Given the currently available information, the most plausible explanation for daytime somnolence in UARS is that sleep disruption from multiple brief arousals occurs as a result of increasingly negative intrathoracic and airway pressure, with the response most likely mediated by mechanoreceptors in the upper airway. Obviously, much more work is needed in this area before any definite conclusions can be reached.
UARS research and even the clinical diagnosis of this syndrome are plagued by the lack of standardization in nomenclature, criteria, and measurement techniques, as is the entire field of sleep-disordered breathing. It can be said, however, that most of the published studies do involve patients who do not meet the standard criteria for OSAS, who do not show significant oxyhemoglobin desaturation during sleep, and who do have EDS, even if mild. buy ventolin inhaler
In 1991, Guilleminault et al used Pes measurements and pneumotachographic airflow assessment to identify repetitive IUAR leading to brief arousals (a 2- to 10-s shift to alpha or fast theta in EEG frequency) in regular heavy snorers with mild daytime sleepiness. The scoring of an event began with the identification of an arousal. If the Pes nadir of one of the two breaths preceding the arousal had the greatest magnitude since the last arousal (the snoring period) and was accompanied by a simultaneous decrease in pneumotachographic airflow, an IUAR event was scored (Fig 1). Additional requirements included a less negative Pes nadir and increased airflow during and two breaths after the arousal, and the absence of another identifiable cause of arousal. Pes nadirs ranging from —29 to —68 cm H2O were seen during these events. Permutations on this basic method have appeared since that time.
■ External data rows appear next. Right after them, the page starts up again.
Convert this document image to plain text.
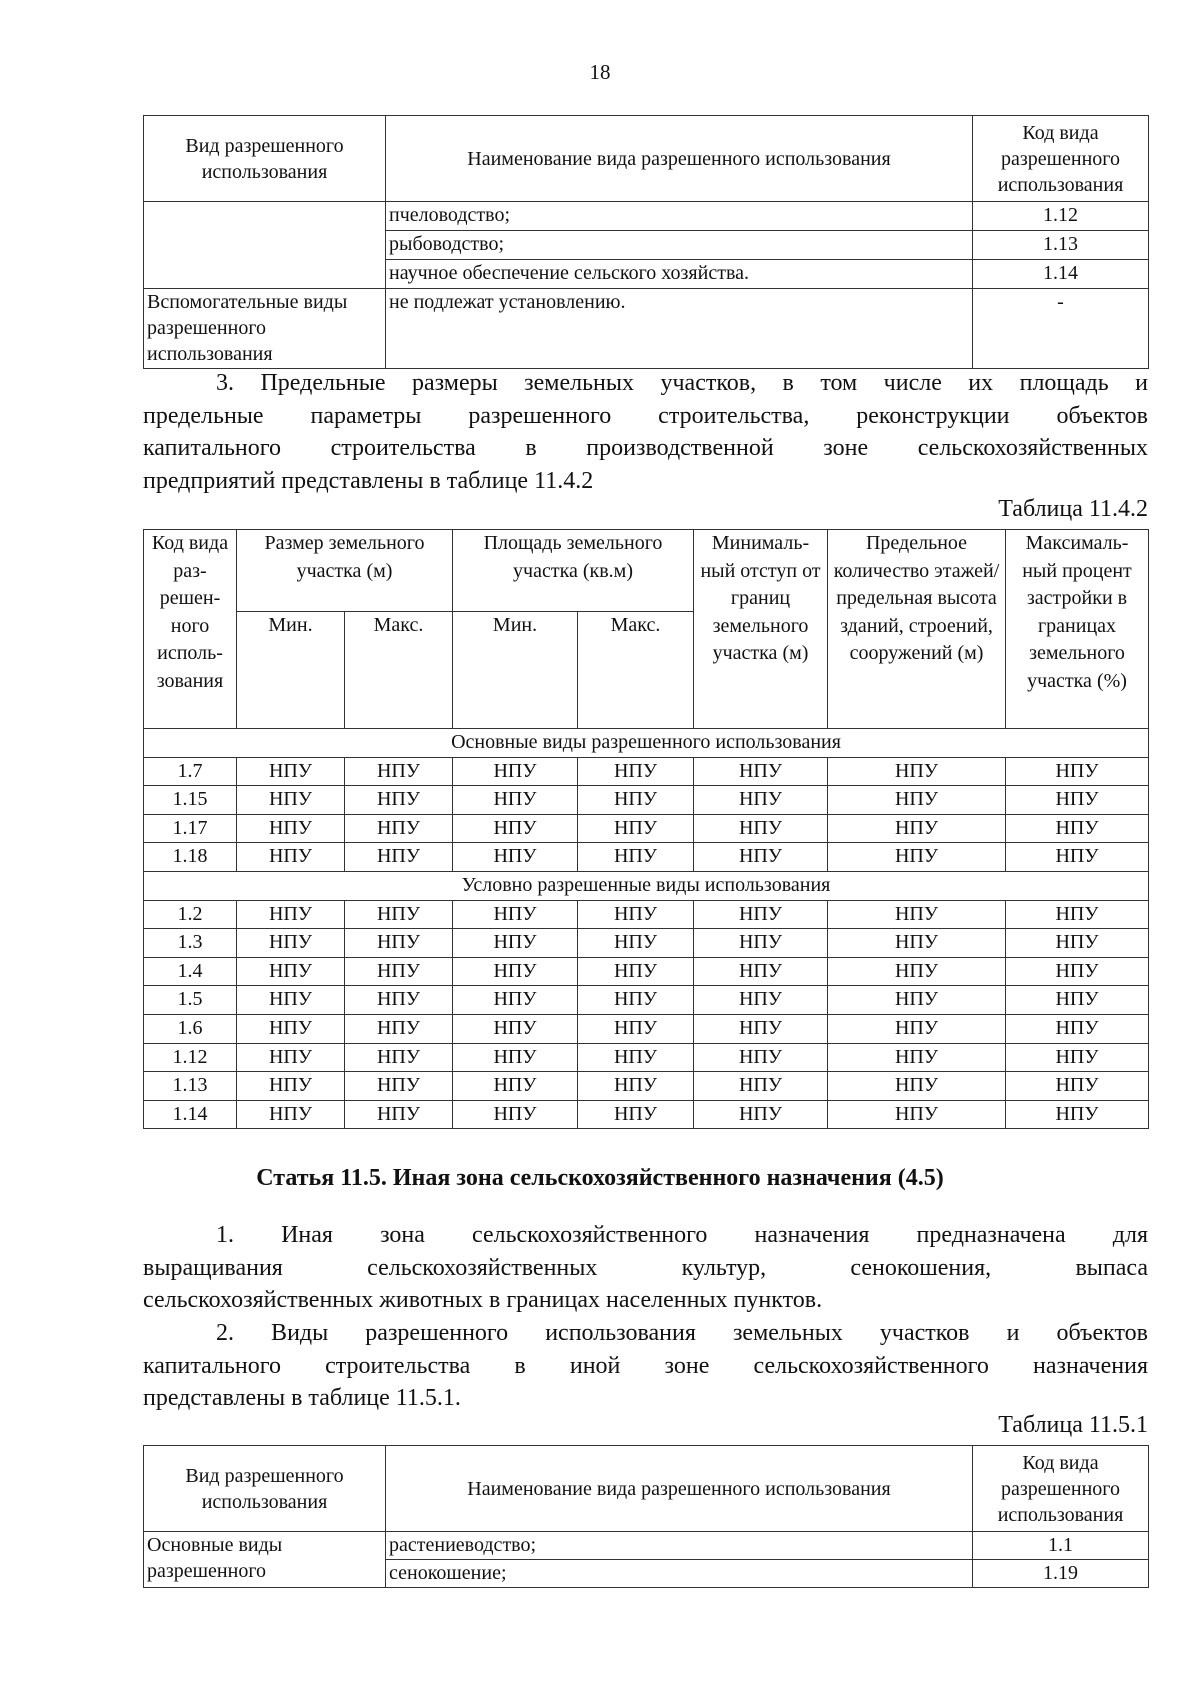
18
Вид разрешенного использования	Наименование вида разрешенного использования	Код вида разрешенного использования
	пчеловодство;	1.12
	рыбоводство;	1.13
	научное обеспечение сельского хозяйства.	1.14
Вспомогательные виды разрешенного использования	не подлежат установлению.	-
3. Предельные размеры земельных участков, в том числе их площадь и
предельные параметры разрешенного строительства, реконструкции объектов
капитального строительства в производственной зоне сельскохозяйственных
предприятий представлены в таблице 11.4.2
Таблица 11.4.2
Код вида раз- решен- ного исполь- зования	Размер земельного участка (м)		Площадь земельного участка (кв.м)		Минималь- ный отступ от границ земельного участка (м)	Предельное количество этажей/ предельная высота зданий, строений, сооружений (м)	Максималь- ный процент застройки в границах земельного участка (%)
	Мин.	Макс.	Мин.	Макс.			
Основные виды разрешенного использования							
1.7	НПУ	НПУ	НПУ	НПУ	НПУ	НПУ	НПУ
1.15	НПУ	НПУ	НПУ	НПУ	НПУ	НПУ	НПУ
1.17	НПУ	НПУ	НПУ	НПУ	НПУ	НПУ	НПУ
1.18	НПУ	НПУ	НПУ	НПУ	НПУ	НПУ	НПУ
Условно разрешенные виды использования							
1.2	НПУ	НПУ	НПУ	НПУ	НПУ	НПУ	НПУ
1.3	НПУ	НПУ	НПУ	НПУ	НПУ	НПУ	НПУ
1.4	НПУ	НПУ	НПУ	НПУ	НПУ	НПУ	НПУ
1.5	НПУ	НПУ	НПУ	НПУ	НПУ	НПУ	НПУ
1.6	НПУ	НПУ	НПУ	НПУ	НПУ	НПУ	НПУ
1.12	НПУ	НПУ	НПУ	НПУ	НПУ	НПУ	НПУ
1.13	НПУ	НПУ	НПУ	НПУ	НПУ	НПУ	НПУ
1.14	НПУ	НПУ	НПУ	НПУ	НПУ	НПУ	НПУ
Статья 11.5. Иная зона сельскохозяйственного назначения (4.5)
1. Иная зона сельскохозяйственного назначения предназначена для
выращивания сельскохозяйственных культур, сенокошения, выпаса
сельскохозяйственных животных в границах населенных пунктов.
2. Виды разрешенного использования земельных участков и объектов
капитального строительства в иной зоне сельскохозяйственного назначения
представлены в таблице 11.5.1.
Таблица 11.5.1
Вид разрешенного использования	Наименование вида разрешенного использования	Код вида разрешенного использования
Основные виды разрешенного	растениеводство;	1.1
	сенокошение;	1.19
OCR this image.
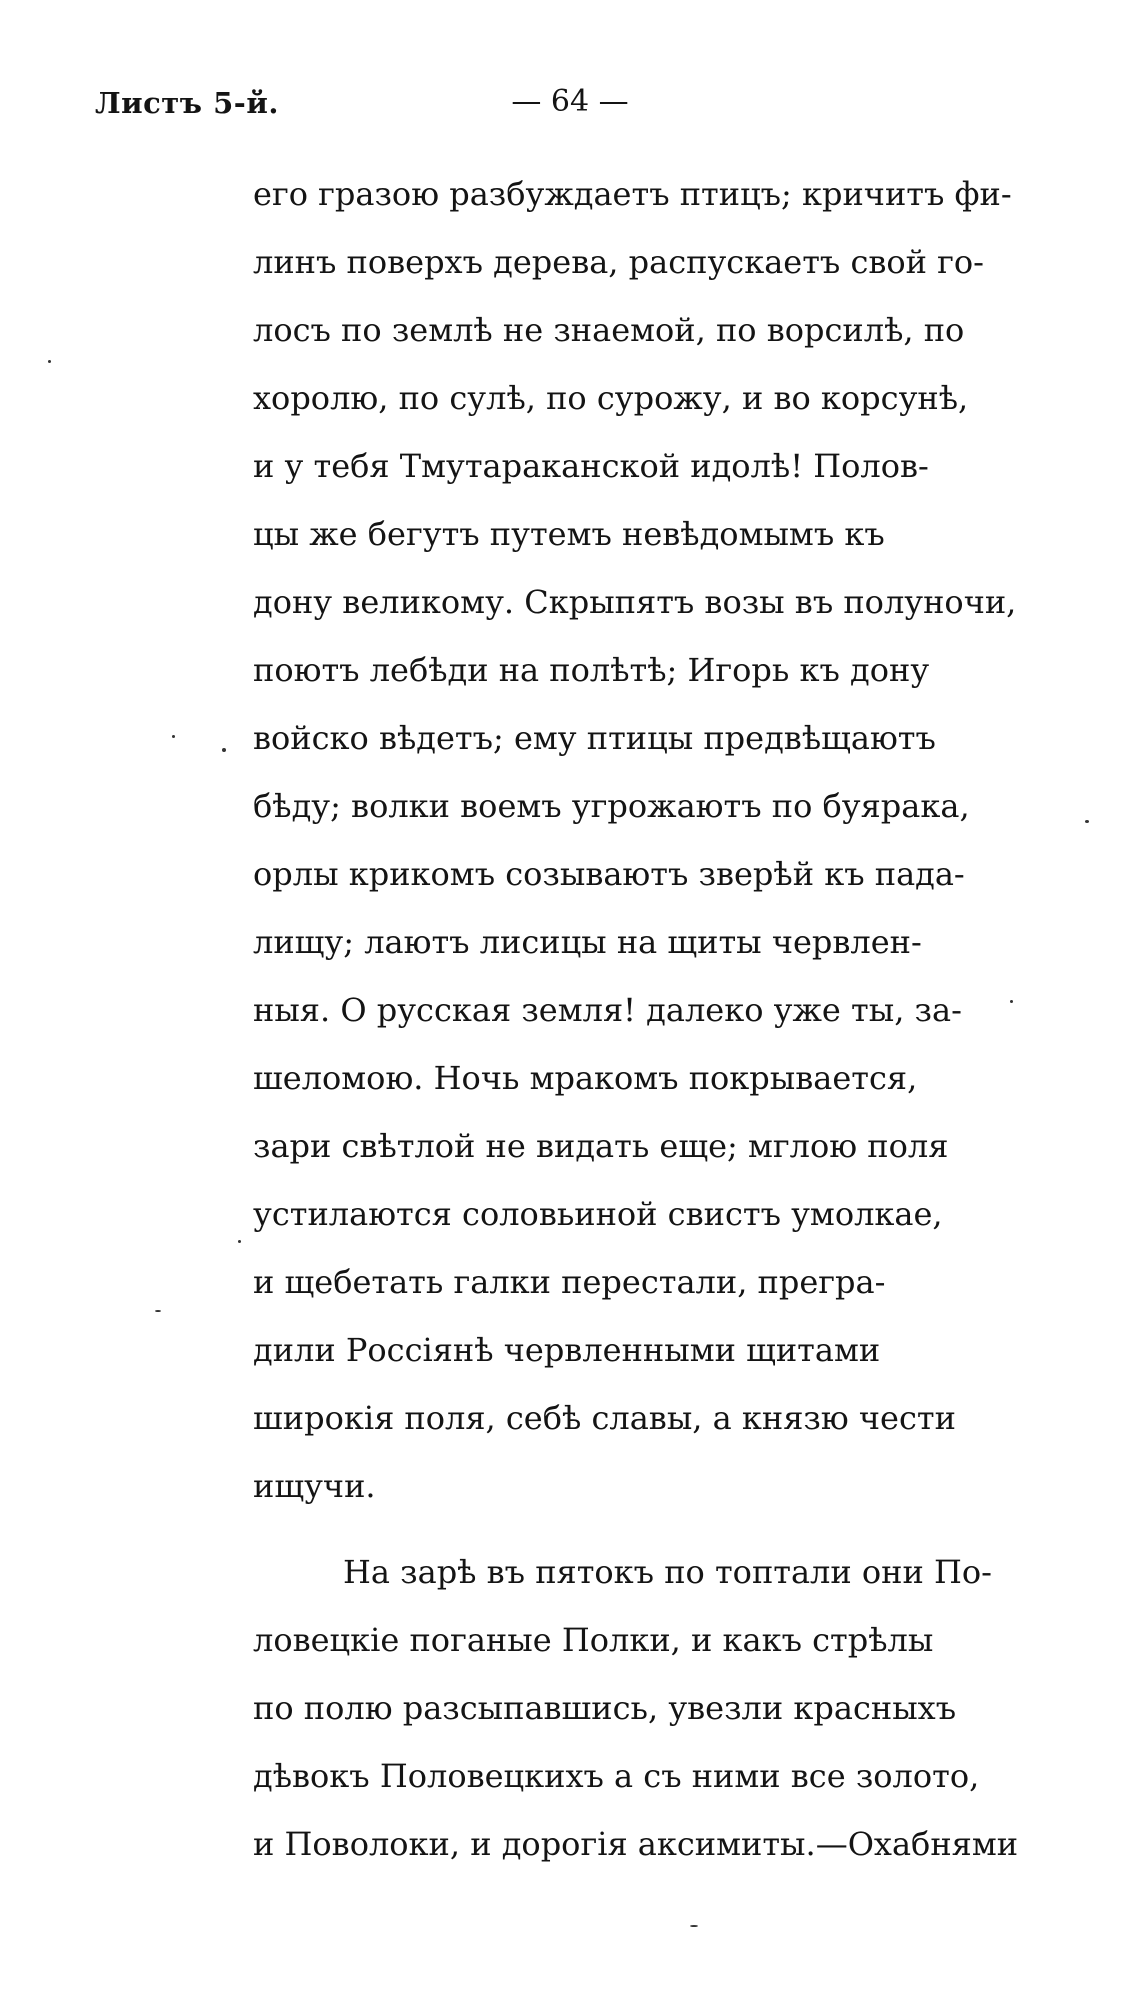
Листъ 5-й.	— 64 —
его гразою разбуждаетъ птицъ; кричитъ фи-
линъ поверхъ дерева, распускаетъ свой го-
лосъ по землѣ не знаемой, по ворсилѣ, по
хоролю, по сулѣ, по сурожу, и во корсунѣ,
и у тебя Тмутараканской идолѣ! Полов-
цы же бегутъ путемъ невѣдомымъ къ
дону великому. Скрыпятъ возы въ полуночи,
поютъ лебѣди на полѣтѣ; Игорь къ дону
войско вѣдетъ; ему птицы предвѣщаютъ
бѣду; волки воемъ угрожаютъ по буярака,
орлы крикомъ созываютъ зверѣй къ пада-
лищу; лаютъ лисицы на щиты червлен-
ныя. О русская земля! далеко уже ты, за-
шеломою. Ночь мракомъ покрывается,
зари свѣтлой не видать еще; мглою поля
устилаются соловьиной свистъ умолкае,
и щебетать галки перестали, прегра-
дили Россіянѣ червленными щитами
широкія поля, себѣ славы, а князю чести
ищучи.
На зарѣ въ пятокъ по топтали они По-
ловецкіе поганые Полки, и какъ стрѣлы
по полю разсыпавшись, увезли красныхъ
дѣвокъ Половецкихъ а съ ними все золото,
и Поволоки, и дорогія аксимиты.—Охабнями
One year later, for example, the Stanford group published the results of a study in which patients were selected who did not meet criteria for OSAS and who demonstrated snoring during > 10% of the TST. These patients displayed Pes nadirs that were 1 SD more negative than the mean Pes nadir measured during 30 min of quiet supine wakefulness. The most negative baseline Pes value was —7 cm H2O. An arousal (a 3- to 5-s shift to alpha in EEG frequency) was scored as related to IUAR if the Pes nadir preceding it was more negative than what was seen during baseline wakefulness, and if it was the most negative Pes nadir of the snoring period. A lesser Pes nadir with the breath following the arousal was also required. Of note, oronasal thermistors were used to detect airflow during this study; airflow was not used in the definition of IUAR events.
Figure 1. Two consecutive epochs fromaPSG of a patient with UARS. An esophageal pressure transducer was used to measure the Pes, and a full-face mask connected to a pneumotachograph and differential pressure transducer was used to measure the inspiratory airflow. Three IUAR events are defined as progressively negative Pes with concomitantly decreasing airflow until Pes nadirs are reached, followed directly by EEG arousals, less negative Pes, and increased airflow. Note that oxyhemoglobin saturation (O2 Sat, bottom tracing) does not change significantly. The arrowheads indicate EEG arousals, the closed circles indicate an abrupt increase in airflow, and the arrows indicate the Pes nadirs. Chin = submental EMG; LOC = left oculomyogram; ROC = right oculomyogram; SCM = sternocleidomastoid; INT = intercostal muscle EMG; mic = microphone; Abd = abdominal plethysmography.